Droplet microfluidic iX-seq platform enables discovery of gut bacterial cross-feeding between Phascolarctobacterium faecium and Eubacterium limosum

Background The human gut microbiota comprises hundreds of bacterial species that form a dynamic metabolic network, in which the exchange of microbial metabolites, known as cross-feeding, is integral to community function and host health. However, defining and isolating specific cross-feeding interactions remains challenging due to the limitations of conventional culture-based approaches. Droplet microfluidics enables high-throughput screening and isolation of bacteria from complex communities by encapsulating cells in water-in-oil droplets, allowing for parallel cultivation of thousands of stochastically contained microcultures. In this study, we developed a droplet microfluidics-based screening platform integrated with 16S rRNA gene amplicon sequencing, collectively termed iX-seq, to identify novel cross-feeding interactions directly from a human fecal sample. Results Using iX-seq, we identified Phascolarctobacterium faecium and Eubacterium limosum as potential unidirectional cross-feeders, wherein the growth of P. faecium was obligately supported by E. limosum in droplet co-cultures.
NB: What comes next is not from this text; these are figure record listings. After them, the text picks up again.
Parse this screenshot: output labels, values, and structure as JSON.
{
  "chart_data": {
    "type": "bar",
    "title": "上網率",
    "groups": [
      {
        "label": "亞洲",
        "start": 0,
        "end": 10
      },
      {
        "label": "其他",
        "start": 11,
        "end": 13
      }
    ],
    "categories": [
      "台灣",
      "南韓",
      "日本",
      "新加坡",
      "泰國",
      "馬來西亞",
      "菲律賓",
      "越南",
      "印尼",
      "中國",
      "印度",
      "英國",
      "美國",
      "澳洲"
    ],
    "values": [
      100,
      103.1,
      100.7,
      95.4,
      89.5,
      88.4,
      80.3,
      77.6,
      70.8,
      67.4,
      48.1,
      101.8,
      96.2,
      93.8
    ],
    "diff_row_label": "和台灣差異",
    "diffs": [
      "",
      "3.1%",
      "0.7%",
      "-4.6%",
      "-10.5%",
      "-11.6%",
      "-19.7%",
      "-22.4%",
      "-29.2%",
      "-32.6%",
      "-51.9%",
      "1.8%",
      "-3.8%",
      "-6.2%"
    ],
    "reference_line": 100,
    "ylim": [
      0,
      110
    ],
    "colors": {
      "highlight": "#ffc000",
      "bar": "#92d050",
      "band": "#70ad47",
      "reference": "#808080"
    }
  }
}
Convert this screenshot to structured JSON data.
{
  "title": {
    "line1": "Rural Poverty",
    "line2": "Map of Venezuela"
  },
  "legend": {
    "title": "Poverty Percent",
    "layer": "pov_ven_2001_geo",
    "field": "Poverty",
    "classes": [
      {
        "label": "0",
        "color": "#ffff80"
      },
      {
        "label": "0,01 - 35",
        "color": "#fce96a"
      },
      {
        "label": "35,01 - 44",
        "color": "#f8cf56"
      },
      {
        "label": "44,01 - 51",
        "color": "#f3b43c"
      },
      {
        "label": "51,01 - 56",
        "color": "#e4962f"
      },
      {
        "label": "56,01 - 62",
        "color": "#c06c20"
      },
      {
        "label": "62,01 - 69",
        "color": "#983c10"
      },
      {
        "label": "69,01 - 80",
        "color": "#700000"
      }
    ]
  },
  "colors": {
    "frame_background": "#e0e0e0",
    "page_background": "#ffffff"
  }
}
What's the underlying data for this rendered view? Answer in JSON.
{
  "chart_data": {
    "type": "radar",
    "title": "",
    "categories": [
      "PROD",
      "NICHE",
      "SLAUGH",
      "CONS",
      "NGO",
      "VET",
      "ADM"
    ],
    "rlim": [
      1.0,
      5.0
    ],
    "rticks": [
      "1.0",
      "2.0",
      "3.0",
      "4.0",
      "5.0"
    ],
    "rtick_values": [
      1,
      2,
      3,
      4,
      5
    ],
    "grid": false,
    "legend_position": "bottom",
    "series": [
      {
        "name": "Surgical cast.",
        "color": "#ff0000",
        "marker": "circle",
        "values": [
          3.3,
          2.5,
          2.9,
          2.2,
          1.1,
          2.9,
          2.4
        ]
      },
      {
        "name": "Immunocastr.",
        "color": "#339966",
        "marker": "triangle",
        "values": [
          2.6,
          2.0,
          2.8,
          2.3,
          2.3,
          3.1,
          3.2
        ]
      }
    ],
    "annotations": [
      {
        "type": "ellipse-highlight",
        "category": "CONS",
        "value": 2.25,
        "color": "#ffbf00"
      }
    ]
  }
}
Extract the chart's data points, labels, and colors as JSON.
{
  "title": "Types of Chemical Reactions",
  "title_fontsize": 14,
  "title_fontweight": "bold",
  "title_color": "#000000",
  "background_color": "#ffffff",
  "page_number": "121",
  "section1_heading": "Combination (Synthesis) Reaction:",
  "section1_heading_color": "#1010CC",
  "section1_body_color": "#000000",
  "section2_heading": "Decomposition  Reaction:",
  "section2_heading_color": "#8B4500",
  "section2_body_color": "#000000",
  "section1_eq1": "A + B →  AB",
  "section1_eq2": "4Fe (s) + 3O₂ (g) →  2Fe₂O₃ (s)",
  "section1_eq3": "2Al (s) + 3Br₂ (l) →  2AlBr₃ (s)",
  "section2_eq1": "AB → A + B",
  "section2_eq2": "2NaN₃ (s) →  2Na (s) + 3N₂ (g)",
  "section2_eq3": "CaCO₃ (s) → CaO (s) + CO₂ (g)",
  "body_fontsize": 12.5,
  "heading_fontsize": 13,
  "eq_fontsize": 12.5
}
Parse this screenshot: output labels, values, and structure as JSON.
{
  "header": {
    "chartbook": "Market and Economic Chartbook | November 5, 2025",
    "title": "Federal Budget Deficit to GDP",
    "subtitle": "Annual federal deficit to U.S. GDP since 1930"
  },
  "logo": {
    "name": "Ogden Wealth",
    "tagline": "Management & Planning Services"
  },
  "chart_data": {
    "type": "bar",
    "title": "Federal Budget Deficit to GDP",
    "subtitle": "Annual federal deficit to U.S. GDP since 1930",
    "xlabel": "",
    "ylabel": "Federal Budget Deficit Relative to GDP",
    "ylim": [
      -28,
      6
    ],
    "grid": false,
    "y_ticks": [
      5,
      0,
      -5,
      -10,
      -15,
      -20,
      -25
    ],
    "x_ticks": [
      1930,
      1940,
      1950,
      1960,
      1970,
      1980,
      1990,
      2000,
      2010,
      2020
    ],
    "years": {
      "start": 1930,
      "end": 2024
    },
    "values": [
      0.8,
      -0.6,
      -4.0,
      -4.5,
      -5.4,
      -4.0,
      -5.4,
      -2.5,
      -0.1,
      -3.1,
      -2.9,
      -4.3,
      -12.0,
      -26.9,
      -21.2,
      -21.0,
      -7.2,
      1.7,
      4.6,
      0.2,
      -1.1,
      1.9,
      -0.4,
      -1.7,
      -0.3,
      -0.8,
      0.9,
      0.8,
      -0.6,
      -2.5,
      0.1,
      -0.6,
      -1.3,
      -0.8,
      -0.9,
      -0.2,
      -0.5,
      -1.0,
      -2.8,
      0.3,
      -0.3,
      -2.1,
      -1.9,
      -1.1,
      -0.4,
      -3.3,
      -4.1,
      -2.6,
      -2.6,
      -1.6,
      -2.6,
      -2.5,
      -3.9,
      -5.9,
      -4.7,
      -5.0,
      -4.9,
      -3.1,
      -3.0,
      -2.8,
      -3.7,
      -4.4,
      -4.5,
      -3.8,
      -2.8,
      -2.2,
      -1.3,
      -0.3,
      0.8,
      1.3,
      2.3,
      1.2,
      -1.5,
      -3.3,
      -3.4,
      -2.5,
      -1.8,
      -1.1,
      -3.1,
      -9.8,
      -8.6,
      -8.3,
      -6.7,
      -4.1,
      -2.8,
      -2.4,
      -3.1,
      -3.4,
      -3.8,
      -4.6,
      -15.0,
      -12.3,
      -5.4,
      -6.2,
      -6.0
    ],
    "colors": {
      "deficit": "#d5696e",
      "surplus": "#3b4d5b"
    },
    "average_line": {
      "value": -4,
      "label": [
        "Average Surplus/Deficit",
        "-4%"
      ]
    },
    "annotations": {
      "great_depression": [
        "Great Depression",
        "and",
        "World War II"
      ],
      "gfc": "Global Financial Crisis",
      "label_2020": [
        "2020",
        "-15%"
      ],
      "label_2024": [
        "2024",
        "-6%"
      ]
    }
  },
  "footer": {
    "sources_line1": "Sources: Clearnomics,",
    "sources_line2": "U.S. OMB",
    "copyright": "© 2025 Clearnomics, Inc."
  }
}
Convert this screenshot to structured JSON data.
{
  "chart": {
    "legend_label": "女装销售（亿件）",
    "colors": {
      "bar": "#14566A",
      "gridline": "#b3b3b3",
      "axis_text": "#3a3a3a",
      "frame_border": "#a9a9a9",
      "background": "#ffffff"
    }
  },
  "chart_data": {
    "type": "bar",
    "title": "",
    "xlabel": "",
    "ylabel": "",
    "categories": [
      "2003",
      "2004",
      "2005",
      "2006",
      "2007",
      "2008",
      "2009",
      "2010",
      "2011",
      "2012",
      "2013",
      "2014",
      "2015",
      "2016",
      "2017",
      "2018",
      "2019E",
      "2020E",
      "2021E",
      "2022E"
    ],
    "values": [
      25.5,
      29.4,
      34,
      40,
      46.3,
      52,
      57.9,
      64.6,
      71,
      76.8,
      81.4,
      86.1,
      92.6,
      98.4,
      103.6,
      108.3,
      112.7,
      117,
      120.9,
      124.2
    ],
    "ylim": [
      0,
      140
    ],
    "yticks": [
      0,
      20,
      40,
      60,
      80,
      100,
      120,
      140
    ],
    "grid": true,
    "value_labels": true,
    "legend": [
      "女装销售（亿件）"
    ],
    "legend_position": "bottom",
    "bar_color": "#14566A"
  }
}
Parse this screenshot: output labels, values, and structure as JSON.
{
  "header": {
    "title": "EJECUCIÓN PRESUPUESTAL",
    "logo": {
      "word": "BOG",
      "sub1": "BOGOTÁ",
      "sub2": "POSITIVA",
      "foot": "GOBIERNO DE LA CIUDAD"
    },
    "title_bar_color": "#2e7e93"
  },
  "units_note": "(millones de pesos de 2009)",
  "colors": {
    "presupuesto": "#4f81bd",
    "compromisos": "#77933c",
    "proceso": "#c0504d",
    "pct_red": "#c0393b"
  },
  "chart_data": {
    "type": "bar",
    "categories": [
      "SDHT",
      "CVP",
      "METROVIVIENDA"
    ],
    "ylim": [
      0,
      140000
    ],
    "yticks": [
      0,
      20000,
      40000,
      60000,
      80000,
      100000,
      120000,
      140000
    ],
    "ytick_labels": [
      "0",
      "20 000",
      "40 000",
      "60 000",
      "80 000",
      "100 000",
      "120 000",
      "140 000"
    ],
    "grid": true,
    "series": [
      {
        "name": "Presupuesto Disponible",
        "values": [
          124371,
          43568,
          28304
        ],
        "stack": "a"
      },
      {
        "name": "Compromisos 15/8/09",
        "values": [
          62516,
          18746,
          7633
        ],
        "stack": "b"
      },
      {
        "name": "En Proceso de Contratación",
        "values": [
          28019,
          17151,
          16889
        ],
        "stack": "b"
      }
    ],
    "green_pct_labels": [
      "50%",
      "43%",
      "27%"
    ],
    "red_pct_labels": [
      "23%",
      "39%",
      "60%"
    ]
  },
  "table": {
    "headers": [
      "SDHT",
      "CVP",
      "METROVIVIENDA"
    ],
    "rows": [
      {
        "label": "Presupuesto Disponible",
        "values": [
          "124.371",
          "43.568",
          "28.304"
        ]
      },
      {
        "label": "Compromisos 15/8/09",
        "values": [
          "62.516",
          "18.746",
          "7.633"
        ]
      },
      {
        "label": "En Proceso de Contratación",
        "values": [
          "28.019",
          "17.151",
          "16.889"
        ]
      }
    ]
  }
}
The growth of P. faecium was modestly affected when co-cultured in vitro but notably required E. limosum co-inoculation for intestinal colonization in germ-free mice. Metabolomic profiling implicated 2-oxoglutarate (2-OG), an intermediate in P. faecium ’s succinate metabolic pathway, as the key differentiating metabolite between E. limosum -inoculated mouse and control mouse feces. Supplementation of 2-OG in monoculture increased P. faecium growth in a concentration-dependent manner, confirming its supportive role. Conclusions Our results reveal a previously unrecognized, potential 2-OG-mediated cross-feeding relationship between P. faecium and E. limosum , offering new insight into gut microbial metabolic dependencies. By enabling high-throughput, culture-based screening directly from fecal samples, the iX-seq approach demonstrates a practical framework for studying cross-feeding interactions within the gut microbiota and represents a potential paradigm shift in how complex microbial communities are experimentally investigated.